Get a Haircut
Press Release –Get a Haircut
Sixteen-year-old Lucan Battison was suspended from Hastings' St John's College because his hair was too long. Now his parents are going to the High Court for a judicial review of that decision. There has been a lot of opinion voiced on this already in media but I would like to add a parenting perspective.
I confess: I am old and balding, so maybe my opinion is tinged with a little jealousy of Lucan’s great head of hair. I would also concede that, according to my children, I have zero fashion sense. They suspect that I still order my clothes from a 1995 Farmers’ Catalogue.
While I am making confessions, I also admit that having school rules about hair length seems primitive. I thought so back in the 1970s when I was at school and I haven’t changed my mind. Also, Lucan seems like a great kid and his parents are acting from good motives in wanting to support him.
Enough confessions. The boy should get a haircut, for at least two reasons. First, because the parents chose a private school with a special character. If part of that character is a strict adherence to an old-fashioned uniform and dress code, that is part of the deal. Like it or lump it, and the Battisons have the option to lump it off to a hairier school. And secondly, part of the benefit of rules is that they are an exercise in obedience. The idea of obedience as a virtue is even more old-fashioned than short-haircuts but, basically, discipline now leads to self-discipline later. As parents we do the same thing – our rules and discipline are aimed at helping kids to have self control.

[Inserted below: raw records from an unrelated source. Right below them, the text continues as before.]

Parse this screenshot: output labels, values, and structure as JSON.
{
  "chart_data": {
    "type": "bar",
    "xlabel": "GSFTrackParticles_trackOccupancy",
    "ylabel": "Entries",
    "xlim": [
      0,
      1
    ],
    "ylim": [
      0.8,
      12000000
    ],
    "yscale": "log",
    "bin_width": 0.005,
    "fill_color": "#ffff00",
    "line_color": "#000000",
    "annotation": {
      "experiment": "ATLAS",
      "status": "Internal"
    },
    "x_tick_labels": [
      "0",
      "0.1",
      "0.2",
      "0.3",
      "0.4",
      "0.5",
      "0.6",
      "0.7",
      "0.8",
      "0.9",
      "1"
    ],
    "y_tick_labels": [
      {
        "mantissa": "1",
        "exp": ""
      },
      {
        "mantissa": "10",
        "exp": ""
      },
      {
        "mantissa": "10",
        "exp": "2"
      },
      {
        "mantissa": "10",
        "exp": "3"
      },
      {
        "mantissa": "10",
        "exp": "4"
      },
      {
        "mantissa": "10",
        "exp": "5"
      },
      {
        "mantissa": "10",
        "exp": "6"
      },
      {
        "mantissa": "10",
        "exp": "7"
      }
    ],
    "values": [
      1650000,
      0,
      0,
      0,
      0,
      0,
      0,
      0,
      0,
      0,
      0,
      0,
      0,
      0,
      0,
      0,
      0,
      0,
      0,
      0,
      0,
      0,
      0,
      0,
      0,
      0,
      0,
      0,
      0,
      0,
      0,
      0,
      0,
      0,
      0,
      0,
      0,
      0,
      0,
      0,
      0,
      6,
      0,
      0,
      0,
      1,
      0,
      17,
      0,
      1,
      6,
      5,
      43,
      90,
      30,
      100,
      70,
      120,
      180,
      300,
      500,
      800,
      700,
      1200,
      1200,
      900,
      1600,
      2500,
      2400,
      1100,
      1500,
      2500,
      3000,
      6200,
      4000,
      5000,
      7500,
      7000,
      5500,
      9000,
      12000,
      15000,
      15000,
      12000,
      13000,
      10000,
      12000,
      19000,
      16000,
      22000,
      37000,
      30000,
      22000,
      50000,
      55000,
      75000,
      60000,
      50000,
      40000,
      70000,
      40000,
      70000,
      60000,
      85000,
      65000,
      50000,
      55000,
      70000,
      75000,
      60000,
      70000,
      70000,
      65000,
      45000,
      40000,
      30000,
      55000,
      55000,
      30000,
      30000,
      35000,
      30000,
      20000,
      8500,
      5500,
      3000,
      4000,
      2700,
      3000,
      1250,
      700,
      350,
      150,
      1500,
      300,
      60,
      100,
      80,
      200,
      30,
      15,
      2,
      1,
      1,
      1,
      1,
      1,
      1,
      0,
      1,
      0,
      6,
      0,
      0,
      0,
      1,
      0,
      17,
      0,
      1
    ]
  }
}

However, as parents, we should avoid a few mistakes that I think St John’s has made. A key parenting idea is, ‘Rules without Reasons leads to Rebellion’. If there isn’t a good reason for the rule, don’t have the rule. The worst reason for a rule is, “Because I said so!” so St John’s should put up a good case or change the rule. The second mistake to avoid is inconsistency. Apparently Lucan has had long hair for three years before it became an issue. You can change rules for good reasons, but if you think a rule really is worth having, enforce it consistently. Inconsistency is unfair.